As some issues are resolved, controversy has been created in other areas, not least given the decision that employees and employers should be permitted under the regulations to agree changes to the employee's terms and conditions of employment (either before or after transfer). The provision, under new regulation 4(5), is limited to circumstances where the sole or principal reason for the variation is an ETO reason or a reason unconnected with the transfer.


Bigger changes come with new regulation 11 (the express requirement that the transferor provide the transferee with certain key information relating to the transferring employees); regulation 12 (which provides a remedy to transferees, including compensation, where they do not receive such information); and regulation 15 (compensation in the event of a failure to inform or consult).


Although this may seem welcome, there is nothing in the European directive that expressly permits this and arguably the provision contradicts the principles established by European case law, which do not permit variations for ETO reasons under the directive. There are also many subtleties in the changes made to other areas, and while the new regulations may clarify some old areas of discussion, there will remain plenty about which to argue.


While both the old and new regulations provide that the transferor/transferee should do their own informing/consulting with their affected employees, the issue of whether liability for any failings of the transferor should pass to the transferee had been the source of fierce debate under the current regime. New regulations 15(7) and 15(8) now make it clear that they are each responsible for their own sins, although to protect employees the transferor and transferee will be jointly and severally responsible for any award made on these grounds against the transferor under regulation 15(9).
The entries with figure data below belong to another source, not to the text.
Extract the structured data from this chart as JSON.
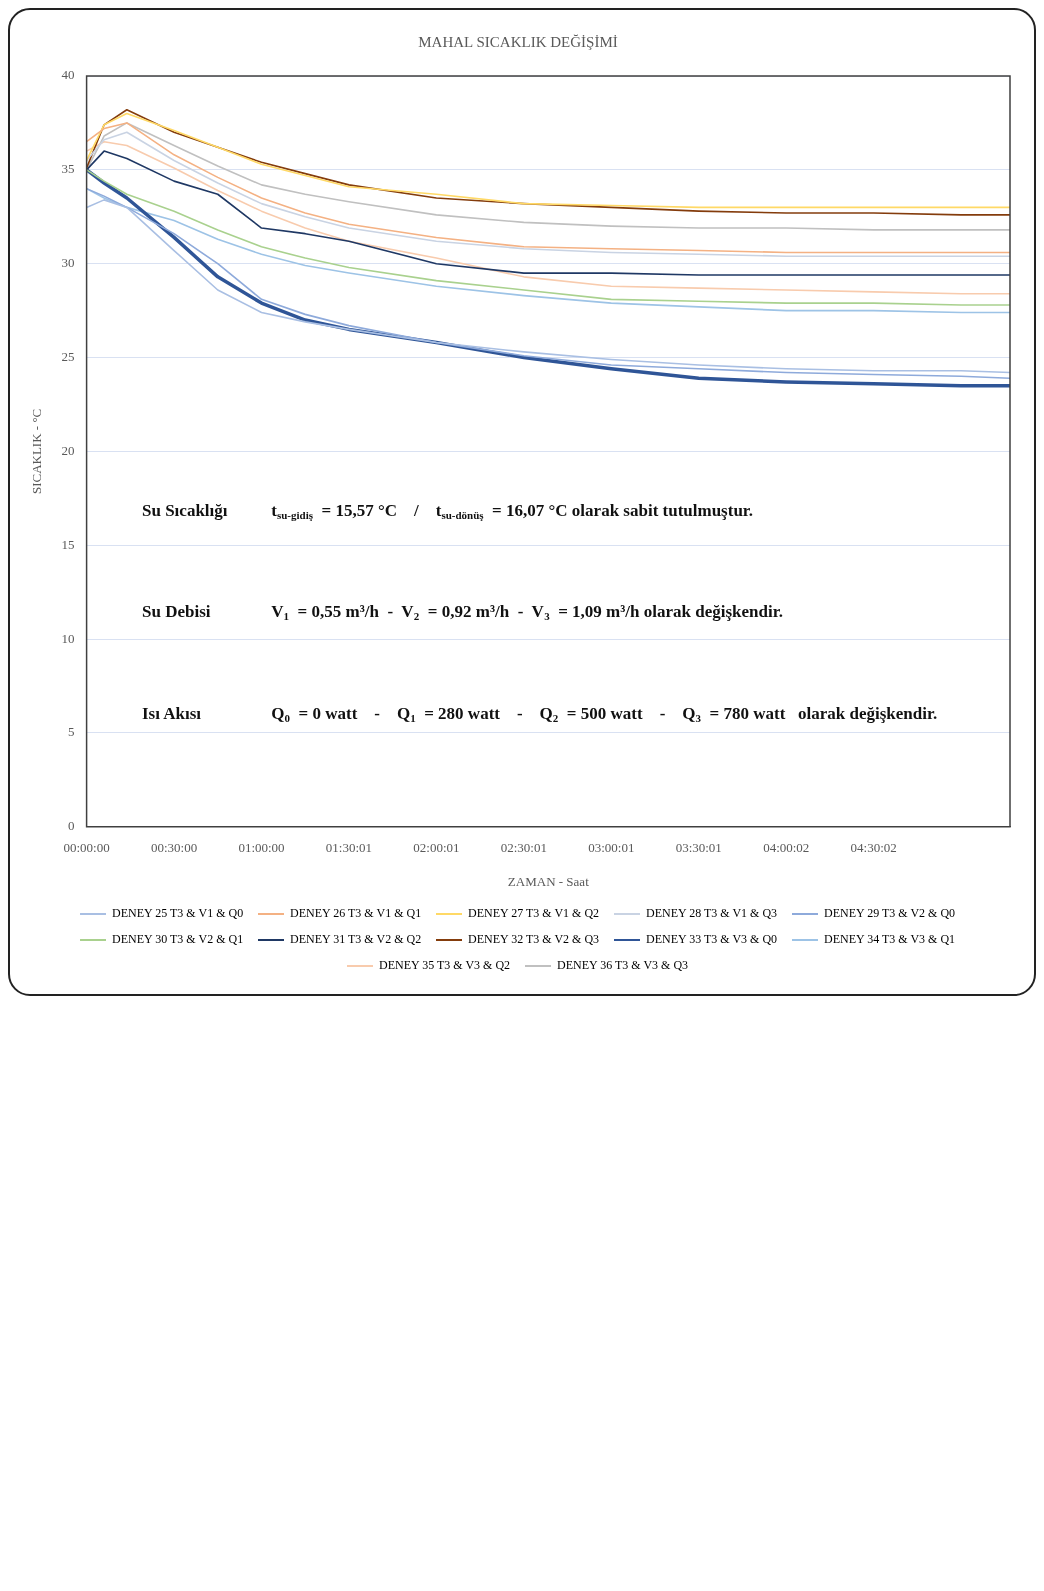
{
  "chart_data": {
    "type": "line",
    "title": "MAHAL SICAKLIK DEĞİŞİMİ",
    "xlabel": "ZAMAN - Saat",
    "ylabel": "SICAKLIK - °C",
    "x": [
      0,
      0.1,
      0.23,
      0.5,
      0.75,
      1,
      1.25,
      1.5,
      2,
      2.5,
      3,
      3.5,
      4,
      4.5,
      5,
      5.28
    ],
    "xlim": [
      0,
      5.28
    ],
    "xticks": [
      {
        "value": 0,
        "label": "00:00:00"
      },
      {
        "value": 0.5,
        "label": "00:30:00"
      },
      {
        "value": 1,
        "label": "01:00:00"
      },
      {
        "value": 1.5003,
        "label": "01:30:01"
      },
      {
        "value": 2.0003,
        "label": "02:00:01"
      },
      {
        "value": 2.5003,
        "label": "02:30:01"
      },
      {
        "value": 3.0003,
        "label": "03:00:01"
      },
      {
        "value": 3.5003,
        "label": "03:30:01"
      },
      {
        "value": 4.0006,
        "label": "04:00:02"
      },
      {
        "value": 4.5006,
        "label": "04:30:02"
      }
    ],
    "ylim": [
      0,
      40
    ],
    "yticks": [
      0,
      5,
      10,
      15,
      20,
      25,
      30,
      35,
      40
    ],
    "grid": "y",
    "legend": "bottom",
    "marker": "none",
    "line_style": "solid",
    "series": [
      {
        "name": "DENEY 25 T3 & V1 & Q0",
        "color": "#a9bfe3",
        "values": [
          33.0,
          33.4,
          33.0,
          30.7,
          28.6,
          27.4,
          26.9,
          26.5,
          25.8,
          25.3,
          24.9,
          24.6,
          24.4,
          24.3,
          24.3,
          24.2
        ]
      },
      {
        "name": "DENEY 26 T3 & V1 & Q1",
        "color": "#f4b183",
        "values": [
          36.5,
          37.2,
          37.5,
          35.8,
          34.6,
          33.5,
          32.7,
          32.1,
          31.4,
          30.9,
          30.8,
          30.7,
          30.6,
          30.6,
          30.6,
          30.6
        ]
      },
      {
        "name": "DENEY 27 T3 & V1 & Q2",
        "color": "#ffd966",
        "values": [
          35.5,
          37.4,
          38.0,
          37.1,
          36.2,
          35.3,
          34.7,
          34.1,
          33.7,
          33.2,
          33.1,
          33.0,
          33.0,
          33.0,
          33.0,
          33.0
        ]
      },
      {
        "name": "DENEY 28 T3 & V1 & Q3",
        "color": "#c9d3e3",
        "values": [
          35.5,
          36.6,
          37.0,
          35.5,
          34.3,
          33.2,
          32.5,
          31.9,
          31.2,
          30.8,
          30.6,
          30.5,
          30.4,
          30.4,
          30.4,
          30.4
        ]
      },
      {
        "name": "DENEY 29 T3 & V2 & Q0",
        "color": "#8eaadb",
        "values": [
          34.0,
          33.6,
          33.0,
          31.6,
          30.0,
          28.1,
          27.3,
          26.7,
          25.8,
          25.1,
          24.6,
          24.4,
          24.2,
          24.1,
          24.0,
          23.9
        ]
      },
      {
        "name": "DENEY 30 T3 & V2 & Q1",
        "color": "#a9d18e",
        "values": [
          35.0,
          34.4,
          33.7,
          32.8,
          31.8,
          30.9,
          30.3,
          29.8,
          29.1,
          28.6,
          28.1,
          28.0,
          27.9,
          27.9,
          27.8,
          27.8
        ]
      },
      {
        "name": "DENEY 31 T3 & V2 & Q2",
        "color": "#1f3864",
        "values": [
          35.0,
          36.0,
          35.6,
          34.4,
          33.7,
          31.9,
          31.6,
          31.2,
          30.0,
          29.5,
          29.5,
          29.4,
          29.4,
          29.4,
          29.4,
          29.4
        ]
      },
      {
        "name": "DENEY 32 T3 & V2 & Q3",
        "color": "#843c0c",
        "values": [
          35.1,
          37.4,
          38.2,
          37.0,
          36.2,
          35.4,
          34.8,
          34.2,
          33.5,
          33.2,
          33.0,
          32.8,
          32.7,
          32.7,
          32.6,
          32.6
        ]
      },
      {
        "name": "DENEY 33 T3 & V3 & Q0",
        "color": "#2f5597",
        "values": [
          35.0,
          34.3,
          33.5,
          31.4,
          29.3,
          27.9,
          27.0,
          26.5,
          25.8,
          25.0,
          24.4,
          23.9,
          23.7,
          23.6,
          23.5,
          23.5
        ]
      },
      {
        "name": "DENEY 34 T3 & V3 & Q1",
        "color": "#9dc3e6",
        "values": [
          34.0,
          33.5,
          33.0,
          32.3,
          31.3,
          30.5,
          29.9,
          29.5,
          28.8,
          28.3,
          27.9,
          27.7,
          27.5,
          27.5,
          27.4,
          27.4
        ]
      },
      {
        "name": "DENEY 35 T3 & V3 & Q2",
        "color": "#f8cbad",
        "values": [
          36.0,
          36.5,
          36.3,
          35.1,
          33.9,
          32.8,
          31.9,
          31.2,
          30.3,
          29.3,
          28.8,
          28.7,
          28.6,
          28.5,
          28.4,
          28.4
        ]
      },
      {
        "name": "DENEY 36 T3 & V3 & Q3",
        "color": "#c0c0c0",
        "values": [
          35.0,
          36.8,
          37.5,
          36.3,
          35.2,
          34.2,
          33.7,
          33.3,
          32.6,
          32.2,
          32.0,
          31.9,
          31.9,
          31.8,
          31.8,
          31.8
        ]
      }
    ],
    "annotations": [
      "Su Sıcaklığı",
      "t$_{su-gidiş}$ = 15,57 °C    /    t$_{su-dönüş}$ = 16,07 °C olarak sabit tutulmuştur.",
      "Su Debisi",
      "V$_{1}$ = 0,55 m³/h  -  V$_{2}$ = 0,92 m³/h  -  V$_{3}$ = 1,09 m³/h olarak değişkendir.",
      "Isı Akısı",
      "Q$_{0}$ = 0 watt    -    Q$_{1}$ = 280 watt    -    Q$_{2}$ = 500 watt    -    Q$_{3}$ = 780 watt   olarak değişkendir."
    ]
  }
}
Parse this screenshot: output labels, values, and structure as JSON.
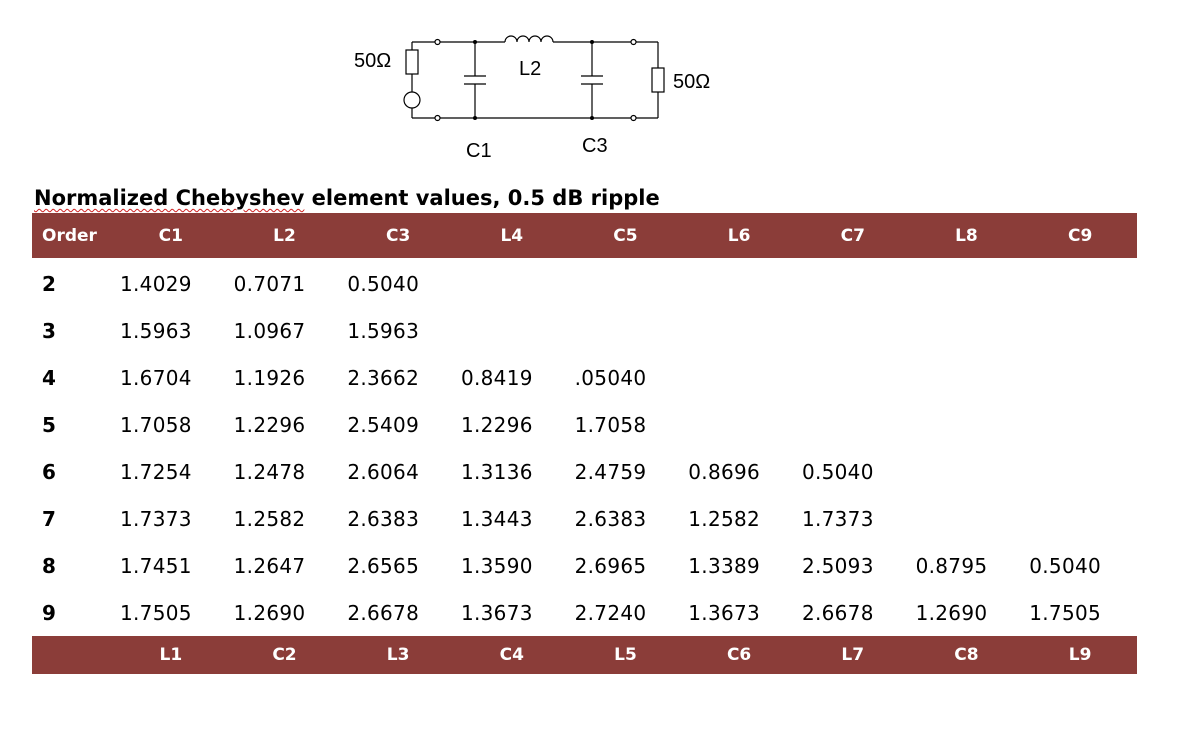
{
  "circuit": {
    "source_resistor": "50Ω",
    "load_resistor": "50Ω",
    "inductor": "L2",
    "capacitor_1": "C1",
    "capacitor_2": "C3"
  },
  "title": {
    "spelled_part": "Normalized Chebyshev",
    "rest": " element values, 0.5 dB ripple"
  },
  "table": {
    "header": [
      "Order",
      "C1",
      "L2",
      "C3",
      "L4",
      "C5",
      "L6",
      "C7",
      "L8",
      "C9"
    ],
    "rows": [
      {
        "order": "2",
        "values": [
          "1.4029",
          "0.7071",
          "0.5040",
          "",
          "",
          "",
          "",
          "",
          ""
        ]
      },
      {
        "order": "3",
        "values": [
          "1.5963",
          "1.0967",
          "1.5963",
          "",
          "",
          "",
          "",
          "",
          ""
        ]
      },
      {
        "order": "4",
        "values": [
          "1.6704",
          "1.1926",
          "2.3662",
          "0.8419",
          ".05040",
          "",
          "",
          "",
          ""
        ]
      },
      {
        "order": "5",
        "values": [
          "1.7058",
          "1.2296",
          "2.5409",
          "1.2296",
          "1.7058",
          "",
          "",
          "",
          ""
        ]
      },
      {
        "order": "6",
        "values": [
          "1.7254",
          "1.2478",
          "2.6064",
          "1.3136",
          "2.4759",
          "0.8696",
          "0.5040",
          "",
          ""
        ]
      },
      {
        "order": "7",
        "values": [
          "1.7373",
          "1.2582",
          "2.6383",
          "1.3443",
          "2.6383",
          "1.2582",
          "1.7373",
          "",
          ""
        ]
      },
      {
        "order": "8",
        "values": [
          "1.7451",
          "1.2647",
          "2.6565",
          "1.3590",
          "2.6965",
          "1.3389",
          "2.5093",
          "0.8795",
          "0.5040"
        ]
      },
      {
        "order": "9",
        "values": [
          "1.7505",
          "1.2690",
          "2.6678",
          "1.3673",
          "2.7240",
          "1.3673",
          "2.6678",
          "1.2690",
          "1.7505"
        ]
      }
    ],
    "footer": [
      "",
      "L1",
      "C2",
      "L3",
      "C4",
      "L5",
      "C6",
      "L7",
      "C8",
      "L9"
    ]
  },
  "colors": {
    "header_background": "#8b3d39",
    "header_text": "#ffffff"
  }
}
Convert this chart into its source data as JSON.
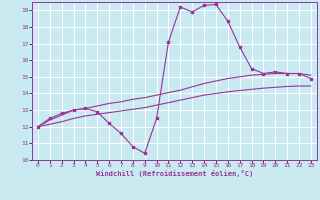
{
  "title": "",
  "xlabel": "Windchill (Refroidissement éolien,°C)",
  "ylabel": "",
  "bg_color": "#c8eaf0",
  "grid_color": "#ffffff",
  "line_color": "#993399",
  "xlim": [
    -0.5,
    23.5
  ],
  "ylim": [
    10,
    19.5
  ],
  "yticks": [
    10,
    11,
    12,
    13,
    14,
    15,
    16,
    17,
    18,
    19
  ],
  "xticks": [
    0,
    1,
    2,
    3,
    4,
    5,
    6,
    7,
    8,
    9,
    10,
    11,
    12,
    13,
    14,
    15,
    16,
    17,
    18,
    19,
    20,
    21,
    22,
    23
  ],
  "main_line_x": [
    0,
    1,
    2,
    3,
    4,
    5,
    6,
    7,
    8,
    9,
    10,
    11,
    12,
    13,
    14,
    15,
    16,
    17,
    18,
    19,
    20,
    21,
    22,
    23
  ],
  "main_line_y": [
    12.0,
    12.5,
    12.8,
    13.0,
    13.1,
    12.9,
    12.2,
    11.6,
    10.8,
    10.4,
    12.5,
    17.1,
    19.2,
    18.9,
    19.3,
    19.35,
    18.35,
    16.8,
    15.5,
    15.2,
    15.3,
    15.2,
    15.2,
    14.9
  ],
  "upper_smooth_x": [
    0,
    1,
    2,
    3,
    4,
    5,
    6,
    7,
    8,
    9,
    10,
    11,
    12,
    13,
    14,
    15,
    16,
    17,
    18,
    19,
    20,
    21,
    22,
    23
  ],
  "upper_smooth_y": [
    12.0,
    12.4,
    12.7,
    13.0,
    13.1,
    13.25,
    13.4,
    13.5,
    13.65,
    13.75,
    13.9,
    14.05,
    14.2,
    14.4,
    14.6,
    14.75,
    14.9,
    15.0,
    15.1,
    15.15,
    15.2,
    15.2,
    15.2,
    15.1
  ],
  "lower_smooth_x": [
    0,
    1,
    2,
    3,
    4,
    5,
    6,
    7,
    8,
    9,
    10,
    11,
    12,
    13,
    14,
    15,
    16,
    17,
    18,
    19,
    20,
    21,
    22,
    23
  ],
  "lower_smooth_y": [
    12.0,
    12.15,
    12.3,
    12.5,
    12.65,
    12.75,
    12.85,
    12.95,
    13.05,
    13.15,
    13.3,
    13.45,
    13.6,
    13.75,
    13.9,
    14.0,
    14.1,
    14.18,
    14.25,
    14.32,
    14.37,
    14.42,
    14.45,
    14.45
  ]
}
Accordingly, while such provisions may do something to ease the burden when drafting business transfer agreements, the wise will still be forced to seek their own contractual provisions, not least including specific indemnities to clarify exactly who will be responsible for paying any compensation in the event of any breach. Given the potential cost, and possible joint liability, those taking over as new contractors will do well to agree indemnities with their principal in advance.


For some, the regulations have helpfully brought the statutory position up to date. For others, areas of debate have been calmed only for new areas to flare up. So, are there any real beneficiaries under the new regime? There is certainly one - insolvency.


Under new regulation 9, TUPE will allow insolvency practitioners in particular to vary the contracts of employment of transferring employees prior to the transfer taking place. This provision applies only where insolvency proceedings have been opened against the transferor, and admittedly will require agreement with the appropriate representatives. It is also limited to use where the variation is designed to 'safeguard employment opportunities' by ensuring the survival of the undertaking that is to be transferred.


Certain debts will not transfer over. If these provisions are used as 'sparingly' as other special rights enjoyed by insolvency practitioners, we may be forgiven for seeing this as an approach that could become the 'norm' in fire sales. While this may assist both transferor and transferee, the employees of businesses teetering on the edge of insolvency, watch out since only the right to object to the transfer (and the legal oblivion that follows) may be all that remains for them of TUPE.


And so TUPE is still TUPE - very much so, and that is the answer. Whether the new regulations leave us 'nobler in the mind' remains to be seen.